Hip Exercises That Every Man Should Do

Hip problems do not have to ruin your day. The region’s muscles can be strengthened and stretched with hip exercises to provide stability, flexibility, and safety. You can also get a more contoured appearance by losing fat and adding muscle mass.

Here is a list of hip exercises you must include in your workout routine:

1) Frankenstein walk

This hip exercise tones your hamstrings and quadriceps. Additionally, it extends the range of motion. As you advance, keep a straight stance, avoid bending at the waist, and quicken your pace.

Instructions:

As you stand, extend your arms in front of you, palms down. Swing your right leg up as you advance so that it extends straight out and forms a 90-degree angle with your body. Swing your left leg up in a similar motion as lowering your right leg to the ground. If you run out of room, switch directions and keep going for a minute.

2) Hip circles

This hip exercise improves flexibility. Utilize stable items for support to provide better stability.

Instructions:

Lift your left leg as you balance on your right leg. Circularly move your left leg. Make 20 circles, 20 in every direction. Do the right leg next.

3) Knee-to-chest pose

Your pelvis is stabilized and your hips are stretched in this hip exercise.

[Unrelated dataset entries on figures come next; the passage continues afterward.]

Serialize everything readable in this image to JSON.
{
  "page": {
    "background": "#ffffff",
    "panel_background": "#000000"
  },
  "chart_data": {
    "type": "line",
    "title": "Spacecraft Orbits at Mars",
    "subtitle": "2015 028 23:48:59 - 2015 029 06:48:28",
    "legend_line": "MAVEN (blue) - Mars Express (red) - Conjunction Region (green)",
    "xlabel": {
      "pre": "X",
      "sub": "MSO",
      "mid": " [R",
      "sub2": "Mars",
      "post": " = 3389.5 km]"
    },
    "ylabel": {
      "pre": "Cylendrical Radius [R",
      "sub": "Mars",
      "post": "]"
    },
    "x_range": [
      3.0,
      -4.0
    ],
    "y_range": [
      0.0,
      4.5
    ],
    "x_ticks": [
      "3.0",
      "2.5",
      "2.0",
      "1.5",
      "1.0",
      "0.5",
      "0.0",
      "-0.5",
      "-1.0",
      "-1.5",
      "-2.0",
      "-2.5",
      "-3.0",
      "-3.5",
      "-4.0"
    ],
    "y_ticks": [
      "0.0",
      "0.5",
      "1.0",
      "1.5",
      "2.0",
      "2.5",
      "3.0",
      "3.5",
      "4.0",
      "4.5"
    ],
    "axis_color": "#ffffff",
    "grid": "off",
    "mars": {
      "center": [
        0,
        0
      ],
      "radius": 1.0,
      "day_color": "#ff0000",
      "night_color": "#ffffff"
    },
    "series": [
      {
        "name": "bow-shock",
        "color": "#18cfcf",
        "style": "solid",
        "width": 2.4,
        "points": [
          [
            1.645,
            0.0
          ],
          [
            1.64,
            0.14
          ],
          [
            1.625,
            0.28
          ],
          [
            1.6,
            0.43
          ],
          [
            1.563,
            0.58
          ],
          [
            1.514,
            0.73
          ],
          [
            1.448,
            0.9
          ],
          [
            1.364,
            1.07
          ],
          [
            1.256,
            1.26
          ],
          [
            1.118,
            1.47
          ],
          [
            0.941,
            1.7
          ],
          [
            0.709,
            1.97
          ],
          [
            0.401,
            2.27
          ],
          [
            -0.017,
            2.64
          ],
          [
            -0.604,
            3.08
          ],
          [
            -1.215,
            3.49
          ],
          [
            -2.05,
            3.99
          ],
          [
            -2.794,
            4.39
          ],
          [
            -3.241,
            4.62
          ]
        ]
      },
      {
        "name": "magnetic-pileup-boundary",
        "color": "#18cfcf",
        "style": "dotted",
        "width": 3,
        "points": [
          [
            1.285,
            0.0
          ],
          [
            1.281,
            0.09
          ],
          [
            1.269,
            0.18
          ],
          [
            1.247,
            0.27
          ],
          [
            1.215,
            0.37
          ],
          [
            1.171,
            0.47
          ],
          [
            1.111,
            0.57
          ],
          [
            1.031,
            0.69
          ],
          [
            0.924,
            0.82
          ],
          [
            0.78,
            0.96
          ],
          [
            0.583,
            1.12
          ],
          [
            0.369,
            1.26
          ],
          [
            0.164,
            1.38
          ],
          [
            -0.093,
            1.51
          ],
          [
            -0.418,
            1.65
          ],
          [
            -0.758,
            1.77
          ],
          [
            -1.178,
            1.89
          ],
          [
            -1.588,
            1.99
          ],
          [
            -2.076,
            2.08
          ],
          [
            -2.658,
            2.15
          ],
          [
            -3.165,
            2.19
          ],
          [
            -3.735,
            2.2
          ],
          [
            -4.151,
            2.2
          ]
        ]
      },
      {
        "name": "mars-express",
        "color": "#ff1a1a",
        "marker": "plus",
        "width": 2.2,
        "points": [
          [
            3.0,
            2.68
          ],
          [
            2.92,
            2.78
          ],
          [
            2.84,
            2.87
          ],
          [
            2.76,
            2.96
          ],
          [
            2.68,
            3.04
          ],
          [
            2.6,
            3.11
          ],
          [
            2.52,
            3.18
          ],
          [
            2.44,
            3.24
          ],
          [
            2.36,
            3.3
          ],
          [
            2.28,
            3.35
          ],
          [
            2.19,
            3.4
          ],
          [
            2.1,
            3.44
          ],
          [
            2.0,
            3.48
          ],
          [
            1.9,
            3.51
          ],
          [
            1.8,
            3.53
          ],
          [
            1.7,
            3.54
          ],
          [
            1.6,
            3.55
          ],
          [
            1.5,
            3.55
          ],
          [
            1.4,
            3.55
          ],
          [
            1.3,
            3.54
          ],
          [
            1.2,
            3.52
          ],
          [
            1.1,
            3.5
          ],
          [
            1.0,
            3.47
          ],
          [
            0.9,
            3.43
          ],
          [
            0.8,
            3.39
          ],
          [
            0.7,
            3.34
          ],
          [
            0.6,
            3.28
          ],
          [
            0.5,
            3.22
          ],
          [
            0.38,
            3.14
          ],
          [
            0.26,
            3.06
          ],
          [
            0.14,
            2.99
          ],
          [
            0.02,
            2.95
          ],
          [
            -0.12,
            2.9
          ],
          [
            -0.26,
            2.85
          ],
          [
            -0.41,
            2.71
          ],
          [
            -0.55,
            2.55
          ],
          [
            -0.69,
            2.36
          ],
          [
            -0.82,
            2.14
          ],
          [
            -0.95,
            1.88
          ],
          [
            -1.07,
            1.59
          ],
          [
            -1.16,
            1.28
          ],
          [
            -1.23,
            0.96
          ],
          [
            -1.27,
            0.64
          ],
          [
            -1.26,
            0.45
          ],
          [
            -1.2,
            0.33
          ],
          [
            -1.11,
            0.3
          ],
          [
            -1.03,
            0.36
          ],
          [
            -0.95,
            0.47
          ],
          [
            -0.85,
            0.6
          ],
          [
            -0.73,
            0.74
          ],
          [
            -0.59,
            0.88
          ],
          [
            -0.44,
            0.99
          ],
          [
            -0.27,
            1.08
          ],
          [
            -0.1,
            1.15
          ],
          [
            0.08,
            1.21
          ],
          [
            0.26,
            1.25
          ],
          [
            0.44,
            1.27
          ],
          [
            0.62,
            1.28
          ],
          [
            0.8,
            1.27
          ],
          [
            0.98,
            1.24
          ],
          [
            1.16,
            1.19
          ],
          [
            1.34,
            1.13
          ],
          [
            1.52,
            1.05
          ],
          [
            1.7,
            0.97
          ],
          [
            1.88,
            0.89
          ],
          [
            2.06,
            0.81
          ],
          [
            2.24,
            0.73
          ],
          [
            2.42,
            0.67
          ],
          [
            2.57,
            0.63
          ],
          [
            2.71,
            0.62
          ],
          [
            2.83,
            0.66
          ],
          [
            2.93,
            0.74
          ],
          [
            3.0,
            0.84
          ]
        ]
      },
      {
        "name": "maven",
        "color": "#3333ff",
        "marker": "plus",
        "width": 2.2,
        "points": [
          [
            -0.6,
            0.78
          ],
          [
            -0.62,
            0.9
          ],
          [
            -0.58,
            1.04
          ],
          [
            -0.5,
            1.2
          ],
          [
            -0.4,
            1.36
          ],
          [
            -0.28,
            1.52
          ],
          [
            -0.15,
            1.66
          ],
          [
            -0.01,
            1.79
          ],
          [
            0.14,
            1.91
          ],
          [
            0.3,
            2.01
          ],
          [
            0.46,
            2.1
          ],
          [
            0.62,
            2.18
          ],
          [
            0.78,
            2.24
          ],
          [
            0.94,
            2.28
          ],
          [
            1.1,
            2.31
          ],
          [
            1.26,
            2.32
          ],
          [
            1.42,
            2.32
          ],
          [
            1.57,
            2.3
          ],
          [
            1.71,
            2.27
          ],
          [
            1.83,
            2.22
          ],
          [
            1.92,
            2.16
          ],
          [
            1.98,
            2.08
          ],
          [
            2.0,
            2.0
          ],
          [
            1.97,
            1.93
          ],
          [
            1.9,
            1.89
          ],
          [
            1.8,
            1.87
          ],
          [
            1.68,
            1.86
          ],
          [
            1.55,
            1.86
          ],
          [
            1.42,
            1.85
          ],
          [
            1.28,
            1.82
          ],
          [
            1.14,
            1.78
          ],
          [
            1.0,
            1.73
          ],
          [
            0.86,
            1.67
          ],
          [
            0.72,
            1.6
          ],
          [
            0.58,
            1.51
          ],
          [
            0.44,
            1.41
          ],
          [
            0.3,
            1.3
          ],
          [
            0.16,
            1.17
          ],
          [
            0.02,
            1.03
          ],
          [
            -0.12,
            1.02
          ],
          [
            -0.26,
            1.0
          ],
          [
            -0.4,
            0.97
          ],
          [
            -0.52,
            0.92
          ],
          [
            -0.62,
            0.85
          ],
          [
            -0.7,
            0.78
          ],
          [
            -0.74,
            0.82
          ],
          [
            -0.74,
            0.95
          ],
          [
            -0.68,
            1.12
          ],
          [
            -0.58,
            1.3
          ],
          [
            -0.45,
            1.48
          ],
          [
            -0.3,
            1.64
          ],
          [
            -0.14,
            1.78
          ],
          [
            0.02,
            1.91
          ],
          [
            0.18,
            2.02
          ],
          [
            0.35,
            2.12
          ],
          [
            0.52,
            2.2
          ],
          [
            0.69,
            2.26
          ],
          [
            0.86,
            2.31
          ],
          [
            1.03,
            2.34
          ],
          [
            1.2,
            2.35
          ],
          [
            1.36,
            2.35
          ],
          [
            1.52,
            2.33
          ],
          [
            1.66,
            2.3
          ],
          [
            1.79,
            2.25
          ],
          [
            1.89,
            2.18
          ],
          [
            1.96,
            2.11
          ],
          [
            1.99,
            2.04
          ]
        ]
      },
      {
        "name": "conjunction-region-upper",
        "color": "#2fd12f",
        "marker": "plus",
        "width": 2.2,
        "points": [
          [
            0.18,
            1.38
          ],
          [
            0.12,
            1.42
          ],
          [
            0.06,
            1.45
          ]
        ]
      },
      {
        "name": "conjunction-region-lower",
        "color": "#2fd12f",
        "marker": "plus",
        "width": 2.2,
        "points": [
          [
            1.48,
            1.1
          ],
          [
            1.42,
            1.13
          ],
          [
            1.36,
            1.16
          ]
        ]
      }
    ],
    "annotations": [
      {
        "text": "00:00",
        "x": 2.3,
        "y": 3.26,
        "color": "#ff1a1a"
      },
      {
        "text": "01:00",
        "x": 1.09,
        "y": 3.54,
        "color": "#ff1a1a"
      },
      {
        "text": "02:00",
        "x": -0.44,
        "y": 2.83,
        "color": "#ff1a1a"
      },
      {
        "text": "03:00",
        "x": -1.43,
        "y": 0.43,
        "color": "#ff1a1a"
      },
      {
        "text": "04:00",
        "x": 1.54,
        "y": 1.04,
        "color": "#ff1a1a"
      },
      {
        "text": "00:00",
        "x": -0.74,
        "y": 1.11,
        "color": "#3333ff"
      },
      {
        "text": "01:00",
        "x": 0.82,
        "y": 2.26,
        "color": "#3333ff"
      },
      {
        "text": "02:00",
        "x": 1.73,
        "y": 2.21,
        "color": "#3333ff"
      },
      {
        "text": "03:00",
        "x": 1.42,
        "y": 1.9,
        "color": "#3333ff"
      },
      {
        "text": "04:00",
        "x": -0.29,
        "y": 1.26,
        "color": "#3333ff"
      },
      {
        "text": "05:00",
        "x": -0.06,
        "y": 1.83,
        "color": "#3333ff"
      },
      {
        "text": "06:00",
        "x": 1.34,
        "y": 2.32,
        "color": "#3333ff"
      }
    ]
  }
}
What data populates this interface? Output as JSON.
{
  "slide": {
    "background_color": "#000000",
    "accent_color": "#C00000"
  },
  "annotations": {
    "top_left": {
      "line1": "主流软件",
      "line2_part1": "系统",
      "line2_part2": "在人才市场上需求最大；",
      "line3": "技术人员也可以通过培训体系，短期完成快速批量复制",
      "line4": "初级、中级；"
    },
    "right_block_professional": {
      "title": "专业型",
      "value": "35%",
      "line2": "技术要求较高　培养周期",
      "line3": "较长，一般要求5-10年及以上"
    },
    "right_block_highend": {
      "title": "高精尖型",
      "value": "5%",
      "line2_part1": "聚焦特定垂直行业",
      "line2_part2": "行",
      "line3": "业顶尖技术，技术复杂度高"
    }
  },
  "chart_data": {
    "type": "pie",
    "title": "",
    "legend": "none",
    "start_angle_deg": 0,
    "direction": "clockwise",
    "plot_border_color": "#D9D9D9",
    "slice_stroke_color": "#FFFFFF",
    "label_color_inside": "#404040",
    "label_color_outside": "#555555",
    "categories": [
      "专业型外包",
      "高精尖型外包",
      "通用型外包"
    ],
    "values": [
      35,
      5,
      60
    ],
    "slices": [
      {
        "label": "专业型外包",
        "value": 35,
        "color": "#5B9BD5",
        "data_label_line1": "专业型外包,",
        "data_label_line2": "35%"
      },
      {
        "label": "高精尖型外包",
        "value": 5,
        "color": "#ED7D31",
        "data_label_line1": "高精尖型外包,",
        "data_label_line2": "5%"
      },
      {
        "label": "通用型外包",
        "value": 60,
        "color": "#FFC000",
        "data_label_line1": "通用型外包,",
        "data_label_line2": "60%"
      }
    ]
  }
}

For further support, place a flat cushion or folded blanket under your head. Put your hands on the backs of your thighs if you cannot get your arms around your shins.

Instructions:

Knees bend inward towards the chest as you lie on your back. Grab your hands, forearms, or elbows and wrap your arms over your legs. To lengthen the back of your neck, gently tuck your chin into your chest. For up to 30 seconds, maintain this posture. Repeat 8-10 times.

4) Donkey kicks

Use this exercise to strengthen and tone your glutes and hips.

Instructions:

Lift your right knee while keeping it bent and kick upward from the tabletop position. Bring your foot’s sole up towards the ceiling. Go back to the beginning place. Put 12–20 repetitions in 2-3 sets on each side.

5) Side lunges

These are variants of forward lunges and are also referred to as lateral lunges. They target the lower thigh and hips.

Instructions:

Put your feet wide apart and stanceTake a large step to the right and crouch down with your body straight and your abs tensed. the point at which your thigh is parallel to the floor as you squat downAfter pausing, move your left foot forward before coming back. Repeat on the other side 12-16 times.

6) Fire hydrant

This hip exercise works your core muscles while concentrating on your glutes and hips. You might need to do this exercise on a mat if you have knee problems.

Instructions:

Keep your hips higher than your knees and your hands above your hands as you squat down on your hands and knees. Boost your core tension and gaze downward. Keeping your knees at a 90-degree angle, lift one of your legs 45 degrees away from your torso. Your leg should now be in the starting position. Perform three sets of ten repetitions. Continue with the opposite leg.

It is important to keep your hips strong and flexible. To establish and maintain outcomes over time, be safe and consistent in your approach.

Add activities to your fitness regimen that are best suited to your current level of fitness and your desired outcomes. If you have any health concerns, consult your doctor prior to starting any new workout regimen.